Oleh: Nova
Hujan seringkali bertamu pada bumi dengan isyarat gemuruh suara langit.
Rintihan tangisan Desember dirayakan dengan sapaan butir-butir air yang membawa kesaksian,
Bahwa kepiluan seringkali menimpa dan berpijak pada suramnya warna Desember.
Awan hitam kerap kali bersahabat dengan warna langit,
Hingga matahari enggan Menampakkan sinarnya pada kesaksian bumi,
Ia memilih mengalah dan menyembunyikan warnanya,
Karena ia tahu bahwa porsi desember memang tak layak ia hinggapi dengan
Hadirnya setiap waktu,
Dan kepekatan awan hitam tak pernah berpaling dari hakikat Desember.

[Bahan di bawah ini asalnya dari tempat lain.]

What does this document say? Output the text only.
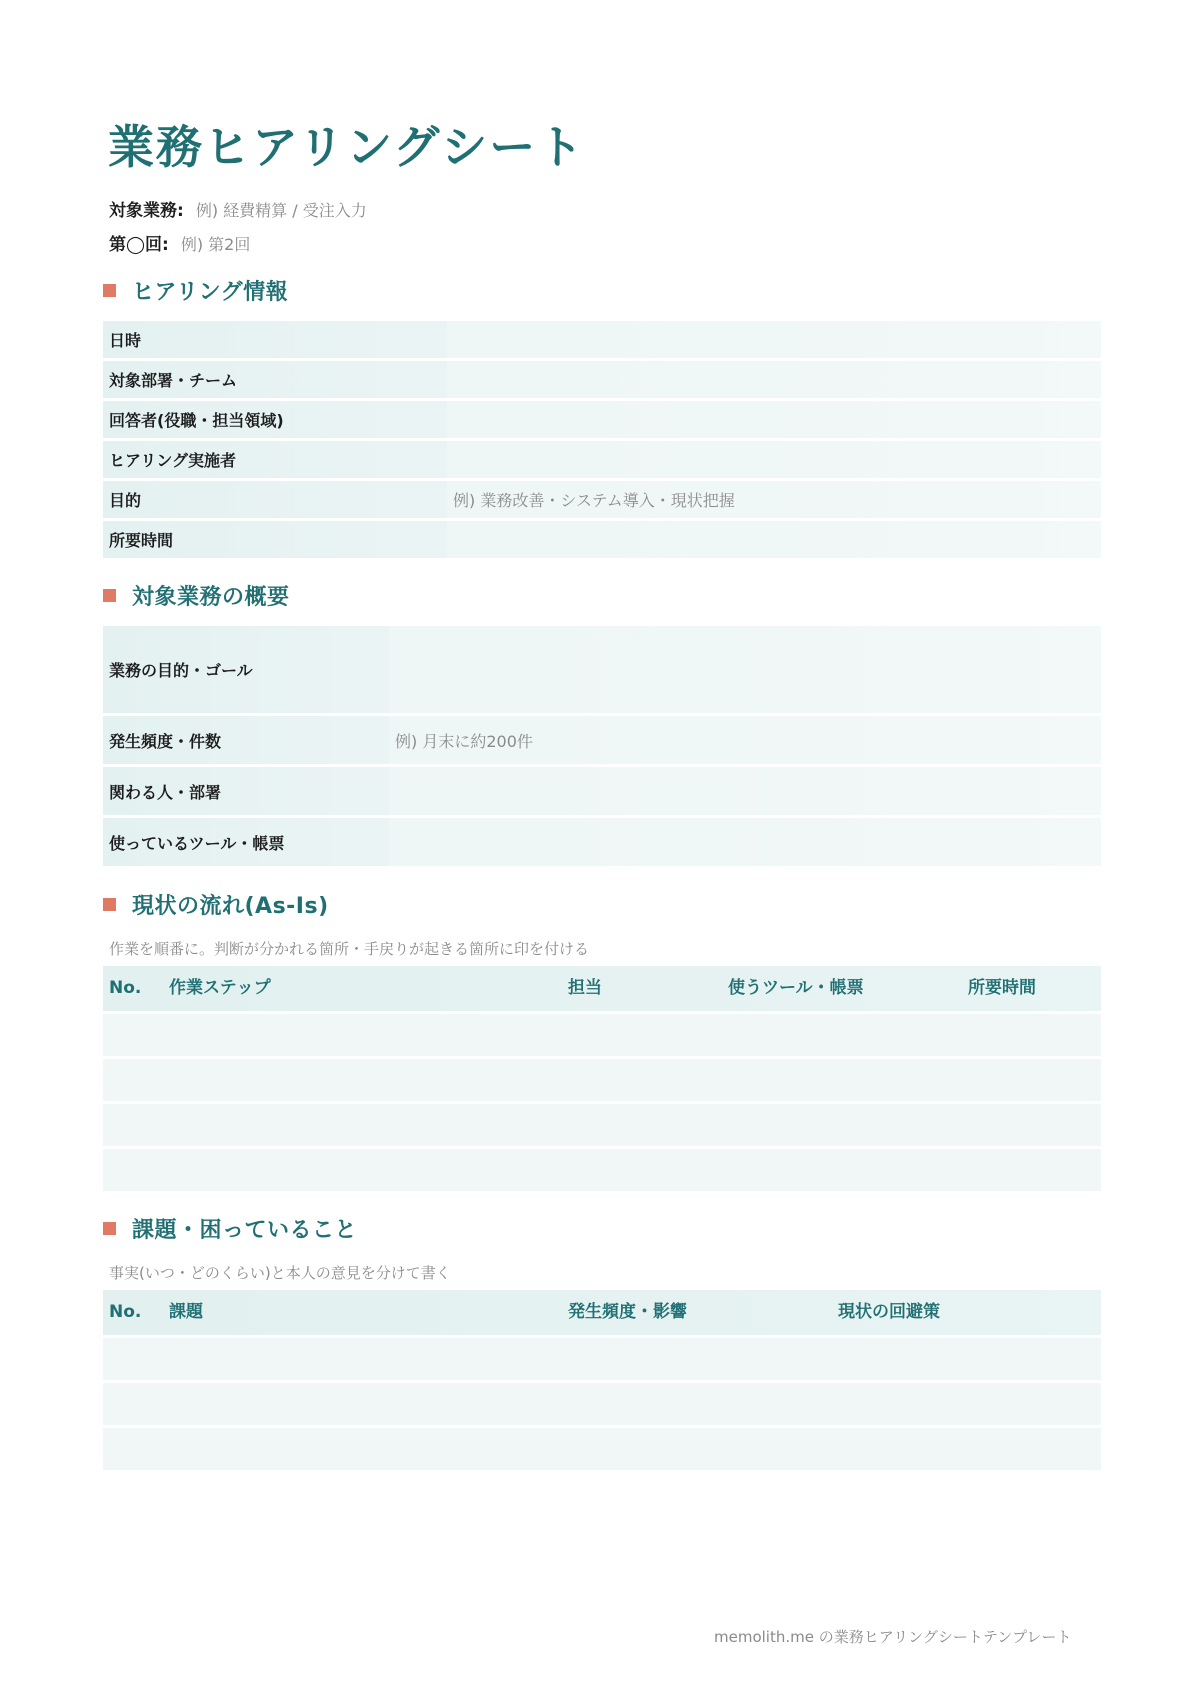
業務ヒアリングシート
対象業務: 例) 経費精算 / 受注入力
第◯回: 例) 第2回
ヒアリング情報
日時
対象部署・チーム
回答者(役職・担当領域)
ヒアリング実施者
目的	例) 業務改善・システム導入・現状把握
所要時間
対象業務の概要
業務の目的・ゴール
発生頻度・件数	例) 月末に約200件
関わる人・部署
使っているツール・帳票
現状の流れ(As-Is)
作業を順番に。判断が分かれる箇所・手戻りが起きる箇所に印を付ける
No. 作業ステップ	担当	使うツール・帳票	所要時間
課題・困っていること
事実(いつ・どのくらい)と本人の意見を分けて書く
No. 課題	発生頻度・影響	現状の回避策
memolith.me の業務ヒアリングシートテンプレート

Karena Desember adalah perayaan paling hangat antara murka langit pada bumi ataupun Rindu gemuruh pada penghuni bumi.
Namun Desember tak pernah mengingkari warna pilunya,
Ia teguhkan dirinya dengan kesabaran menghadapi setiap kedukaan bahkan kesakitan yang menimpa dirinya,
Karena ia tahu bahwa warna kepekatan tak hanya membawa luka yang Mematahkan,
Namun ada kedamaian yang tersembunyi di balik warna pilunya.
Desember yang malang...
Desember kedukaan...
Desember pilu...
Namun kau tak patah ditimpa kemalangan, kedukaan, bahkan kepiluan, karena pada dirimulah
Alam menitihkan asa tentang kerinduannya pada butiran air mata langit yang dinanti
di penghujung tahun.Â
Dan padamu pula awal kemenangan tumbuhan hijau dimulai,
tampak bahagia raut wajah para penghuni bumi disapa hangat air jernih sebening titah perintah sang Pencipta.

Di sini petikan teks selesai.